As Ed suggests contact area improves performance; the coil is part of it; circulating the seawater would significantly aid in performance as well.

So for my example, would drilling a number of holes/adding features in the cooling bath chamber on the right improve performance (by adding surface area between metal block and water flowing through)?

And yes, you do need to consider thermal mass as well as convection if you're concerned about speed.

I'm more concerned with ensuring that the seawater sample will get to the required temperature eventually! Could you elaborate on 'thermal mass as well as convection'? Do you mean mass of the block/should this be minimised? And convection in this example - the flow of the water bath or from the glass tube to the block through the air gap?
 
Why glass?
Why a block design?
The fewer intermediate materials the better the heat transfer.
There should be no air gaps.
With a block design it will likely take hours (>12hr) to reach a new stable temp.

Cu alloy HAVE flow limits. Even with clean pure water flow over 6 ft/sec will accelerate erosion.
Ti would handle a lot more flow, but has fabrication issues.

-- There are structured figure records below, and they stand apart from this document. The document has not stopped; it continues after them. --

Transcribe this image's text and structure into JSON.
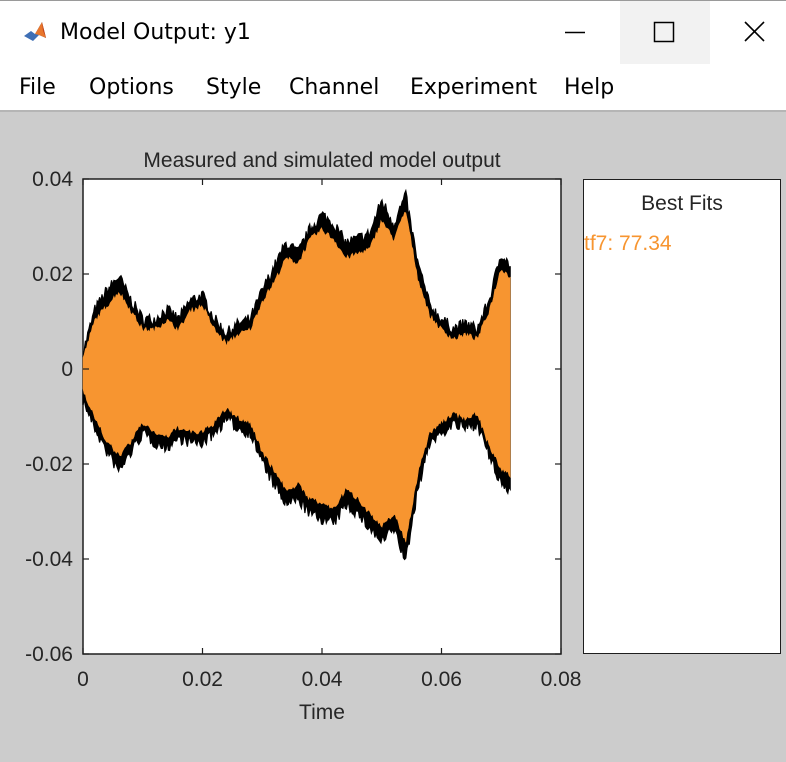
{
  "window": {
    "title": "Model Output: y1",
    "icon": "matlab-icon",
    "controls": {
      "minimize": "minimize-icon",
      "maximize": "maximize-icon",
      "close": "close-icon"
    }
  },
  "menubar": {
    "items": [
      {
        "label": "File"
      },
      {
        "label": "Options"
      },
      {
        "label": "Style"
      },
      {
        "label": "Channel"
      },
      {
        "label": "Experiment"
      },
      {
        "label": "Help"
      }
    ]
  },
  "best_fits": {
    "title": "Best Fits",
    "entries": [
      {
        "label": "tf7: 77.34",
        "color": "#f79530"
      }
    ]
  },
  "colors": {
    "measured": "#000000",
    "simulated": "#f79530",
    "background": "#cccccc"
  },
  "chart_data": {
    "type": "line",
    "title": "Measured and simulated model output",
    "xlabel": "Time",
    "ylabel": "",
    "xlim": [
      0,
      0.08
    ],
    "ylim": [
      -0.06,
      0.04
    ],
    "x_ticks": [
      "0",
      "0.02",
      "0.04",
      "0.06",
      "0.08"
    ],
    "y_ticks": [
      "0.04",
      "0.02",
      "0",
      "-0.02",
      "-0.04",
      "-0.06"
    ],
    "grid": false,
    "legend": "none",
    "series": [
      {
        "color": "#000000",
        "envelope_x": [
          0,
          0.002,
          0.004,
          0.006,
          0.008,
          0.01,
          0.012,
          0.014,
          0.016,
          0.018,
          0.02,
          0.022,
          0.024,
          0.026,
          0.028,
          0.03,
          0.032,
          0.034,
          0.036,
          0.038,
          0.04,
          0.042,
          0.044,
          0.046,
          0.048,
          0.05,
          0.052,
          0.054,
          0.056,
          0.058,
          0.06,
          0.062,
          0.064,
          0.066,
          0.068,
          0.07,
          0.0715
        ],
        "envelope_upper": [
          0.003,
          0.012,
          0.016,
          0.019,
          0.014,
          0.01,
          0.01,
          0.012,
          0.01,
          0.014,
          0.015,
          0.01,
          0.007,
          0.009,
          0.01,
          0.016,
          0.021,
          0.026,
          0.024,
          0.029,
          0.032,
          0.03,
          0.026,
          0.027,
          0.028,
          0.035,
          0.03,
          0.036,
          0.022,
          0.013,
          0.01,
          0.008,
          0.009,
          0.008,
          0.014,
          0.024,
          0.021
        ],
        "envelope_lower": [
          -0.006,
          -0.012,
          -0.017,
          -0.021,
          -0.017,
          -0.013,
          -0.015,
          -0.016,
          -0.014,
          -0.015,
          -0.015,
          -0.013,
          -0.01,
          -0.012,
          -0.013,
          -0.019,
          -0.024,
          -0.028,
          -0.027,
          -0.03,
          -0.031,
          -0.032,
          -0.028,
          -0.03,
          -0.033,
          -0.036,
          -0.033,
          -0.04,
          -0.025,
          -0.015,
          -0.013,
          -0.011,
          -0.012,
          -0.011,
          -0.018,
          -0.024,
          -0.025
        ]
      },
      {
        "name": "tf7",
        "color": "#f79530",
        "envelope_x": [
          0,
          0.002,
          0.004,
          0.006,
          0.008,
          0.01,
          0.012,
          0.014,
          0.016,
          0.018,
          0.02,
          0.022,
          0.024,
          0.026,
          0.028,
          0.03,
          0.032,
          0.034,
          0.036,
          0.038,
          0.04,
          0.042,
          0.044,
          0.046,
          0.048,
          0.05,
          0.052,
          0.054,
          0.056,
          0.058,
          0.06,
          0.062,
          0.064,
          0.066,
          0.068,
          0.07,
          0.0715
        ],
        "envelope_upper": [
          0.002,
          0.01,
          0.013,
          0.016,
          0.012,
          0.008,
          0.008,
          0.01,
          0.008,
          0.012,
          0.013,
          0.008,
          0.005,
          0.007,
          0.008,
          0.014,
          0.018,
          0.023,
          0.022,
          0.027,
          0.029,
          0.027,
          0.023,
          0.024,
          0.025,
          0.031,
          0.027,
          0.033,
          0.019,
          0.011,
          0.008,
          0.006,
          0.007,
          0.006,
          0.012,
          0.021,
          0.019
        ],
        "envelope_lower": [
          -0.004,
          -0.01,
          -0.015,
          -0.018,
          -0.015,
          -0.011,
          -0.013,
          -0.014,
          -0.012,
          -0.013,
          -0.013,
          -0.011,
          -0.008,
          -0.01,
          -0.011,
          -0.017,
          -0.021,
          -0.025,
          -0.024,
          -0.027,
          -0.028,
          -0.029,
          -0.025,
          -0.027,
          -0.03,
          -0.033,
          -0.03,
          -0.036,
          -0.022,
          -0.013,
          -0.011,
          -0.009,
          -0.01,
          -0.009,
          -0.016,
          -0.021,
          -0.022
        ]
      }
    ]
  }
}
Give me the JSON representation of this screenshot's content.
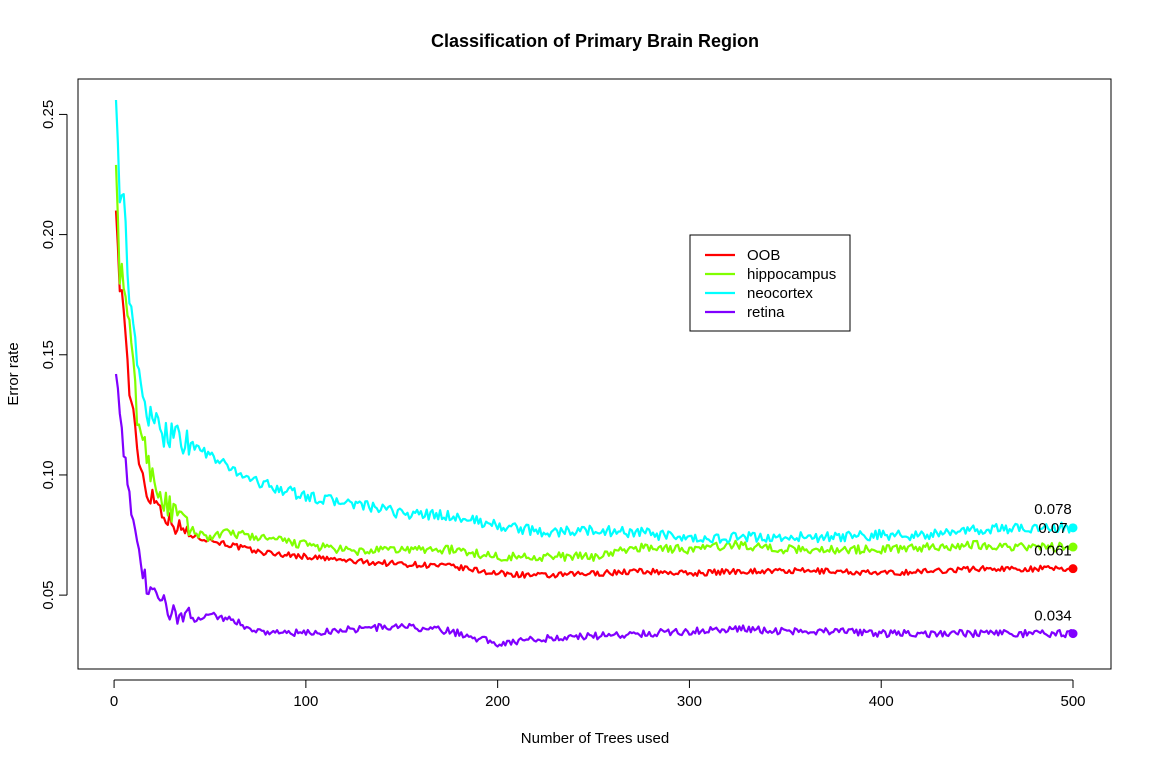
{
  "chart_data": {
    "type": "line",
    "title": "Classification of Primary Brain Region",
    "xlabel": "Number of Trees used",
    "ylabel": "Error rate",
    "xlim": [
      1,
      500
    ],
    "ylim": [
      0.028,
      0.256
    ],
    "xticks": [
      "0",
      "100",
      "200",
      "300",
      "400",
      "500"
    ],
    "yticks": [
      "0.05",
      "0.10",
      "0.15",
      "0.20",
      "0.25"
    ],
    "legend_position": "center-right",
    "grid": false,
    "series": [
      {
        "name": "OOB",
        "color": "#ff0000",
        "x": [
          1,
          3,
          5,
          8,
          10,
          12,
          15,
          18,
          20,
          25,
          30,
          40,
          50,
          60,
          75,
          100,
          125,
          150,
          175,
          200,
          225,
          250,
          275,
          300,
          325,
          350,
          375,
          400,
          425,
          450,
          475,
          500
        ],
        "values": [
          0.21,
          0.18,
          0.17,
          0.135,
          0.125,
          0.11,
          0.1,
          0.09,
          0.092,
          0.085,
          0.08,
          0.075,
          0.073,
          0.071,
          0.068,
          0.066,
          0.064,
          0.063,
          0.062,
          0.059,
          0.058,
          0.059,
          0.06,
          0.059,
          0.06,
          0.06,
          0.06,
          0.059,
          0.06,
          0.061,
          0.061,
          0.061
        ]
      },
      {
        "name": "hippocampus",
        "color": "#80ff00",
        "x": [
          1,
          3,
          5,
          8,
          10,
          12,
          15,
          18,
          20,
          25,
          30,
          40,
          50,
          60,
          75,
          100,
          125,
          150,
          175,
          200,
          225,
          250,
          275,
          300,
          325,
          350,
          375,
          400,
          425,
          450,
          475,
          500
        ],
        "values": [
          0.229,
          0.185,
          0.18,
          0.16,
          0.145,
          0.125,
          0.115,
          0.105,
          0.1,
          0.09,
          0.085,
          0.077,
          0.074,
          0.076,
          0.074,
          0.071,
          0.068,
          0.069,
          0.069,
          0.066,
          0.066,
          0.066,
          0.07,
          0.069,
          0.071,
          0.069,
          0.069,
          0.069,
          0.07,
          0.071,
          0.07,
          0.07
        ]
      },
      {
        "name": "neocortex",
        "color": "#00ffff",
        "x": [
          1,
          3,
          5,
          8,
          10,
          12,
          15,
          18,
          20,
          25,
          30,
          40,
          50,
          60,
          75,
          100,
          125,
          150,
          175,
          200,
          225,
          250,
          275,
          300,
          325,
          350,
          375,
          400,
          425,
          450,
          475,
          500
        ],
        "values": [
          0.256,
          0.22,
          0.22,
          0.17,
          0.16,
          0.145,
          0.135,
          0.125,
          0.12,
          0.118,
          0.118,
          0.113,
          0.108,
          0.103,
          0.097,
          0.091,
          0.088,
          0.084,
          0.083,
          0.079,
          0.076,
          0.077,
          0.076,
          0.073,
          0.074,
          0.074,
          0.074,
          0.075,
          0.075,
          0.077,
          0.078,
          0.078
        ]
      },
      {
        "name": "retina",
        "color": "#8000ff",
        "x": [
          1,
          3,
          5,
          8,
          10,
          12,
          15,
          18,
          20,
          25,
          30,
          40,
          50,
          60,
          75,
          100,
          125,
          150,
          175,
          200,
          225,
          250,
          275,
          300,
          325,
          350,
          375,
          400,
          425,
          450,
          475,
          500
        ],
        "values": [
          0.142,
          0.13,
          0.11,
          0.095,
          0.08,
          0.068,
          0.06,
          0.05,
          0.05,
          0.047,
          0.043,
          0.04,
          0.042,
          0.04,
          0.035,
          0.034,
          0.036,
          0.037,
          0.035,
          0.03,
          0.032,
          0.033,
          0.034,
          0.035,
          0.036,
          0.035,
          0.035,
          0.034,
          0.034,
          0.034,
          0.034,
          0.034
        ]
      }
    ],
    "end_labels": [
      {
        "series": "neocortex",
        "text": "0.078",
        "x": 500,
        "y": 0.078
      },
      {
        "series": "hippocampus",
        "text": "0.07",
        "x": 500,
        "y": 0.07
      },
      {
        "series": "OOB",
        "text": "0.061",
        "x": 500,
        "y": 0.061
      },
      {
        "series": "retina",
        "text": "0.034",
        "x": 500,
        "y": 0.034
      }
    ]
  }
}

= = = = = = = = = = = = = = = = = = = =
P.E. Metallurgy, Plymouth Tube
 
How much money are you willing to spend?

> I concur with the helical copper coil brazed to a copper tube for holding the sample
> Cooling water needs to be mixed with glycol to prevent freezing
> Anything exposed to air during the cold cycle will condense moisture from the air, which may cause unintended corrosion
> What is the glass supposed to be doing? It's severely limiting the heat flow to the bottom half of the sample

TTFN (ta ta for now)
I can do absolutely anything. I'm an expert! faq731-376 forum1529 Entire Forum list
 
My apologies, my initial diagram was an early concept simplification - see attached for a better reason for having a glass tube. Essentially, all four bores are for optical purposes, with LEDs behind them. We had a previous product using the glass tube, but without the need for thermal control. Since this glass tube worked previously, we'd like to continue with this path. I've proposed an alternative, using windows - see image. There are optical issues with the windows concept (sample chamber is square in cross section), therefore, it is preferable to go with the glass tube.

Why glass?
Why a block design?
The fewer intermediate materials the better the heat transfer.
There should be no air gaps.
With a block design it will likely take hours (>12hr) to reach a new stable temp.

Cu alloy HAVE flow limits. Even with clean pure water flow over 6 ft/sec will accelerate erosion.
Ti would handle a lot more flow, but has fabrication issues.

Hopefully the attached image will help some of the reasoning for glass/block.

The plan is now to hold the sample within the water bath, meaning it is already at required temp, with the block used to maintain the preset temp.

Good point with the erosion - I expect it to see ~5 litres/min. Titanium would be difficult to machine, but we have the capability.

> I concur with the helical copper coil brazed to a copper tube for holding the sample
> Cooling water needs to be mixed with glycol to prevent freezing
> Anything exposed to air during the cold cycle will condense moisture from the air, which may cause unintended corrosion
> What is the glass supposed to be doing? It's severely limiting the heat flow to the bottom half of the sample

Hopefully the image helps this. The block will sit within an enclosure with humidity sensors so we will see the impact of condensation. And I concur with the glass preventing heat flow, but what suggestions can you provide with the current design to optimise? Or any other concepts that could work?